Every aspect of our society has become so pigeon holed, we all have become victims of the cookie cutter syndrome. If we see it on TV, or in a slick magazine, we copy it. It is called mass merchandising. And it works on the masses to relieve us of our hard earned money.
Unfortunately, mass merchandising also relieves us of our personal identities and thinking abilities. We follow the leaders and become just another cookie in the jar.
As waterfowl hunters, we make look sharp enough, with our latest camo pattern, best waders, super shotguns and realistic looking decoys to make the next outdoor products catalog, but our conformity helps us miss the mark when it comes to harvesting ducks.
Some say looking sharp helps us act sharp. I do not disagree. However, when we look like every other hunter up the flyway and our decoy spreads only duplicate what migrating ducks have already seen a 1,000 times; the wily birds often avoid us.

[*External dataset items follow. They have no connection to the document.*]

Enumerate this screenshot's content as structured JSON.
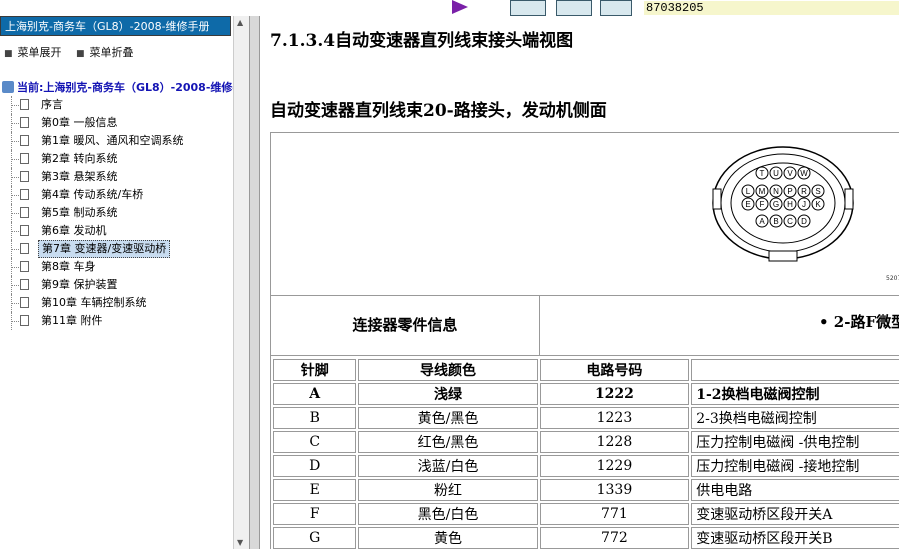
{
  "toolbar": {
    "doc_id": "87038205"
  },
  "left_pane": {
    "title": "上海别克-商务车（GL8）-2008-维修手册",
    "expand_label": "菜单展开",
    "collapse_label": "菜单折叠",
    "current": "当前:上海别克-商务车（GL8）-2008-维修手册",
    "tree": [
      {
        "label": "序言"
      },
      {
        "label": "第0章 一般信息"
      },
      {
        "label": "第1章 暖风、通风和空调系统"
      },
      {
        "label": "第2章 转向系统"
      },
      {
        "label": "第3章 悬架系统"
      },
      {
        "label": "第4章 传动系统/车桥"
      },
      {
        "label": "第5章 制动系统"
      },
      {
        "label": "第6章 发动机"
      },
      {
        "label": "第7章 变速器/变速驱动桥",
        "selected": true
      },
      {
        "label": "第8章 车身"
      },
      {
        "label": "第9章 保护装置"
      },
      {
        "label": "第10章 车辆控制系统"
      },
      {
        "label": "第11章 附件"
      }
    ]
  },
  "main": {
    "section_title": "7.1.3.4自动变速器直列线束接头端视图",
    "connector_title": "自动变速器直列线束20-路接头，发动机侧面",
    "image_number": "5207",
    "connector_pins": [
      [
        "T",
        "U",
        "V",
        "W"
      ],
      [
        "L",
        "M",
        "N",
        "P",
        "R",
        "S"
      ],
      [
        "E",
        "F",
        "G",
        "H",
        "J",
        "K"
      ],
      [
        "A",
        "B",
        "C",
        "D"
      ]
    ],
    "info_label": "连接器零件信息",
    "info_desc": "• 2-路F微型",
    "table": {
      "headers": [
        "针脚",
        "导线颜色",
        "电路号码",
        ""
      ],
      "rows": [
        {
          "pin": "A",
          "color": "浅绿",
          "circuit": "1222",
          "function": "1-2换档电磁阀控制"
        },
        {
          "pin": "B",
          "color": "黄色/黑色",
          "circuit": "1223",
          "function": "2-3换档电磁阀控制"
        },
        {
          "pin": "C",
          "color": "红色/黑色",
          "circuit": "1228",
          "function": "压力控制电磁阀 -供电控制"
        },
        {
          "pin": "D",
          "color": "浅蓝/白色",
          "circuit": "1229",
          "function": "压力控制电磁阀 -接地控制"
        },
        {
          "pin": "E",
          "color": "粉红",
          "circuit": "1339",
          "function": "供电电路"
        },
        {
          "pin": "F",
          "color": "黑色/白色",
          "circuit": "771",
          "function": "变速驱动桥区段开关A"
        },
        {
          "pin": "G",
          "color": "黄色",
          "circuit": "772",
          "function": "变速驱动桥区段开关B"
        }
      ]
    }
  }
}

Mallards are popular among waterfowl hunters and it shows. Many hunters go with solid mallard decoy spreads. The spreads do look sharp, so much so that a catalog designer could have laid out the real imagery dekes.
If you want to kill more ducks, begin by changing up your decoy spread. Add some variety. Toss a handful of pintail decoys to one side. The brilliant white of the pintail decoys will be seen by ducks long before the standard mallard decoy.
In the wild, ducks often fly in mixed species groups. Mix yours up as well. Toss in a few decoys representing other species. Shoveler males are brightly colored and will help fool wary migrators. I know they don’t fit the high class bill of mallards, but they are a drawing card. If you are ashamed of them, keep them in a separate bag where they can’t be seen. If your buddies poke fun, simply ask them if they would like to kill more ducks. Most will drop the ribbings after the first hunt.
Any species of duck decoys will help improve the attractiveness (to ducks) of a decoy spread. However, it is important to remember the peculiarities of each species. I sometimes toss a dozen bluebill dekes 15 yards to one side of my main set. I place the bluebill fakes very close together, or on a line. They often bunch up, or swim in single file. Teal also cluster tightly. I like to place them very near the bank, especially in a sunny location.
If you really get into the idea of multi-species decoy sets and have weathered the storm of teasers tossed at you by your hunting buddies, go the ultimate route and pack 25-30 coot decoys along. Coots are great confidence decoys. They travel en masse and feed voraciously. Attach jerk strings to several of the coot decoys to bring them to life.
Many duck species simply cannot resist settling in near a bunch of coots. Wigeon are especially vulnerable.
A last tip: Don’t hide the coot decoys from public view. The cookie cutter duck hunters will give you a wide berth. That really cuts down on the competition.